Use of device fingerprinting for marketing purposes requires the user’s explicit consent in order to comply with European Union data protection rules.

Internet user tracking and profiling

Tracking and profiling online user activity has long been the bread and butter of e-commerce and online advertising. They are commonly used for targeted marketing, market research and analytics. Cookies were the-state-of-the-art tool for tracking until regulators started acting on the associated privacy concerns in the late 2000s. In 2009, changes to the European Union ePrivacy Directive 2002/58/EC have unambiguously brought cookies under the scope of European data protection rules and necessitates the user’s prior, explicit consent before cookies can be installed on his/her machines. Since then, an increasing number of users have become aware of the role cookies play in the online world and have been turning them off or attempting to block their functioning.

In recent years, a new user tracking technique called “device fingerprinting” has been gaining ground. In essence, device fingerprinting is a method for identifying a user’s device (PC, tablet, smartphone) by reference to various pieces of information routinely transmitted by or stored on the individual machine (device configuration, browser customisation, type and order of fonts, JavaScript objects, etc.). Device fingerprinting is used by website operators and online merchants for various reasons. The majority of these relate to security issues, for example to detect and prevent malicious misuse of personal and financial data online. However, device fingerprinting is also used for behavioural marketing purposes.

The widespread use of device fingerprinting has led the data protection authorities of the 28 European Union Member States — as part of the Article 29 Working Party[1] — to adopt the following position toward its regulation within the EU.

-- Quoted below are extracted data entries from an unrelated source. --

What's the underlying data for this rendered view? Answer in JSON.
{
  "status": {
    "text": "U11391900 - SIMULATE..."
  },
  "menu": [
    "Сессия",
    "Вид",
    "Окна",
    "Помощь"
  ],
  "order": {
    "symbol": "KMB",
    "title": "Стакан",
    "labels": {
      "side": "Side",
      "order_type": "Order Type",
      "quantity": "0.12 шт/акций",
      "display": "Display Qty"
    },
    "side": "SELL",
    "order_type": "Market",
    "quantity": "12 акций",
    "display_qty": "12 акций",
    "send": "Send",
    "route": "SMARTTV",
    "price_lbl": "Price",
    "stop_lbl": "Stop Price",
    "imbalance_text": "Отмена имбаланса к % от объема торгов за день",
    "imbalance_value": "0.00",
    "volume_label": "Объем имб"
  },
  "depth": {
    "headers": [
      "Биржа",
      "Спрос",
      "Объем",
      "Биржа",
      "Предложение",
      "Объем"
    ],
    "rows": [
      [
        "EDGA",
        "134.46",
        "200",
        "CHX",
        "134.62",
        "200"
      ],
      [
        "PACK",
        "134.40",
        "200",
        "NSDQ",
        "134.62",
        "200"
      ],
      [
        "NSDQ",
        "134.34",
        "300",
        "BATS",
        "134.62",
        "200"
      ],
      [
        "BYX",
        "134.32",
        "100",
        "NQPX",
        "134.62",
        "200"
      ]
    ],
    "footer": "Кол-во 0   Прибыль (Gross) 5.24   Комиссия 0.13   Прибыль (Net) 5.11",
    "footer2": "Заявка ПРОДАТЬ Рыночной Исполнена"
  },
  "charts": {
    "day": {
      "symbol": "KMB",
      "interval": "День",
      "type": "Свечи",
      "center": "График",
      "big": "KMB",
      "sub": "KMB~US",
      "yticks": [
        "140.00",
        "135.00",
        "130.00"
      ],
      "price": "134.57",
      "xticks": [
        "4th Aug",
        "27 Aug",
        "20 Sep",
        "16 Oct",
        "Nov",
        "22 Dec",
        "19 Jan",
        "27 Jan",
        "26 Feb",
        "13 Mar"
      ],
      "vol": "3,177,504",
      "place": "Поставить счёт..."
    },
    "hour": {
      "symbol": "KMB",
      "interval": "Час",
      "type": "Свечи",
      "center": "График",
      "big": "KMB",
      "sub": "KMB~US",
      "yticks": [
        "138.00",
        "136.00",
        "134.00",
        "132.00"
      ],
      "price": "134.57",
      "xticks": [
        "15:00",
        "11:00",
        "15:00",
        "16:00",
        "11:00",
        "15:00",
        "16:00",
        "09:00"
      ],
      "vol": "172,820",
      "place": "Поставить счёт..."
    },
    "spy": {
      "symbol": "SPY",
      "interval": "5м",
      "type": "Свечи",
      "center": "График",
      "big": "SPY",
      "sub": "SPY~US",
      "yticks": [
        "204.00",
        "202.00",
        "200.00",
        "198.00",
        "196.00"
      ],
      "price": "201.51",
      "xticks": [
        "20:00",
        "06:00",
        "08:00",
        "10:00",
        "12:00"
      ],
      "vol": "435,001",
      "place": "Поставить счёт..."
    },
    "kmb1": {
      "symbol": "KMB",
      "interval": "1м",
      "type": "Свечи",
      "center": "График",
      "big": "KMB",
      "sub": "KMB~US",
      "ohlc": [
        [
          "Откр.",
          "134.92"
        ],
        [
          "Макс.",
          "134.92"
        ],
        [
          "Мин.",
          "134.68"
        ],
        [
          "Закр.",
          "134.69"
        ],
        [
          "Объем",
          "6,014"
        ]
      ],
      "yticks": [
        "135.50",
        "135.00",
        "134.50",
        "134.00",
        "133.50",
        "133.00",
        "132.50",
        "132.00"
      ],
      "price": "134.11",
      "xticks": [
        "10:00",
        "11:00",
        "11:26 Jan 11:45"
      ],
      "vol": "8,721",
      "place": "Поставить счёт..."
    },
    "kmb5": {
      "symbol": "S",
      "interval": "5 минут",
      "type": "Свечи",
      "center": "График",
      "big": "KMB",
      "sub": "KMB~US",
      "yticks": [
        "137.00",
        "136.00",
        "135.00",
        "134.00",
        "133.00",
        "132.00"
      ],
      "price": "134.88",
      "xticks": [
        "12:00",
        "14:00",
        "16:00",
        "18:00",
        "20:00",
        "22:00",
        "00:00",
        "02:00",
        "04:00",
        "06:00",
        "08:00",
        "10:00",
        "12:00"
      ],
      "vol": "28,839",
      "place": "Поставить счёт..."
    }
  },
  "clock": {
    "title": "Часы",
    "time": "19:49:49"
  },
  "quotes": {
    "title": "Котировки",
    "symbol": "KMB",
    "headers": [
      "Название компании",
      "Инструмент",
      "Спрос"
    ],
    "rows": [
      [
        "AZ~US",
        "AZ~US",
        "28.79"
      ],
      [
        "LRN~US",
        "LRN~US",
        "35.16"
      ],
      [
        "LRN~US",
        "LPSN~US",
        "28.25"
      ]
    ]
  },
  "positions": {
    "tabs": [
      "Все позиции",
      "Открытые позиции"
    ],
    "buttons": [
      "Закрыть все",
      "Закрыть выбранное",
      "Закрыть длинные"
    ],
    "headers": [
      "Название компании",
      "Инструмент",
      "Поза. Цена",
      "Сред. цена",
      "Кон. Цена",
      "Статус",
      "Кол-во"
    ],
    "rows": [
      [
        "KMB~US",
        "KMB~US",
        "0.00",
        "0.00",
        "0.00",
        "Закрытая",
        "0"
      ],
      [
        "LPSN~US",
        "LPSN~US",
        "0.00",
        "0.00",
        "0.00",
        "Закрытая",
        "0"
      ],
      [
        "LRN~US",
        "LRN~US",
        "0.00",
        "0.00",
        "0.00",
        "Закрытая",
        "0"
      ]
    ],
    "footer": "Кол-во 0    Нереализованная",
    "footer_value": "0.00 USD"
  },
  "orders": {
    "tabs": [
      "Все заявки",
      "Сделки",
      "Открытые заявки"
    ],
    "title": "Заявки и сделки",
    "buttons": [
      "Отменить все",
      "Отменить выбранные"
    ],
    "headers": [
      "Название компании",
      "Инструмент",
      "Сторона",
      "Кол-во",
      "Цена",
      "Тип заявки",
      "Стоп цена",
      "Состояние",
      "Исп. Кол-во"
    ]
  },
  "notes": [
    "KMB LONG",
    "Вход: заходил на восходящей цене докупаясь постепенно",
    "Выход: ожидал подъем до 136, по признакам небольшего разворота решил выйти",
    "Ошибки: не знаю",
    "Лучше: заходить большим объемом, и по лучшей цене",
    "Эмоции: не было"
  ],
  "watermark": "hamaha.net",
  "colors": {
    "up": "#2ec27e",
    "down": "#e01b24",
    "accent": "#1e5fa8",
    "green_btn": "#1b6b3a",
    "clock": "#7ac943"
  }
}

Device fingerprinting, like cookies, is subject to EU data protection requirements

According to the EU data protection authorities, device fingerprinting should be regulated in the same manner as digital cookies. This means that website operators using device fingerprinting technologies must obtain the user’s explicit prior consent when a device is fingerprinted for the purposes of targeted advertising, website analytics or market research. When seeking such consent, the operators involved in device fingerprinting must provide users with clear and comprehensive information about the purpose, essence and scope of fingerprinting.

There are some exceptions. For example, user consent is not required when device fingerprinting must be carried out in order for an electronic communication to be transmitted. Such would be the case when, for example, data from a device is gathered and transmitted in order for the device to access an electronic communications network. Equally, consent is not required when device fingerprinting is necessary to provide functionality relating to a service explicitly requested by the user. Under this banner comes, for example, tracking carried out in order to adapt online content (text, video, layout, etc.) to the interface of the user’s device. However, identifying a device in order to facilitate user access and control over accounts cannot be considered as an “essential” functionality and would require the user’s consent.

What’s next?

Although this stance of the Article 29 Working Party is not binding for regulators and businesses, it is likely to raise the compliance bar for gathering identification data in Europe. The Party’s opinions are often taken into account by most of the data protection agencies in the Member States, including by the Bulgarian authorities and their counterparts in other Central and Eastern European jurisdictions. As they can be expected to approach the issue in the same way as the Party if/when confronted by it, it is therefore of particular relevance to website operators, content providers, online merchants and advertisers regarding the type of tracking that is carried out, the manner in which it is done, and whether or not these meet the standards described above.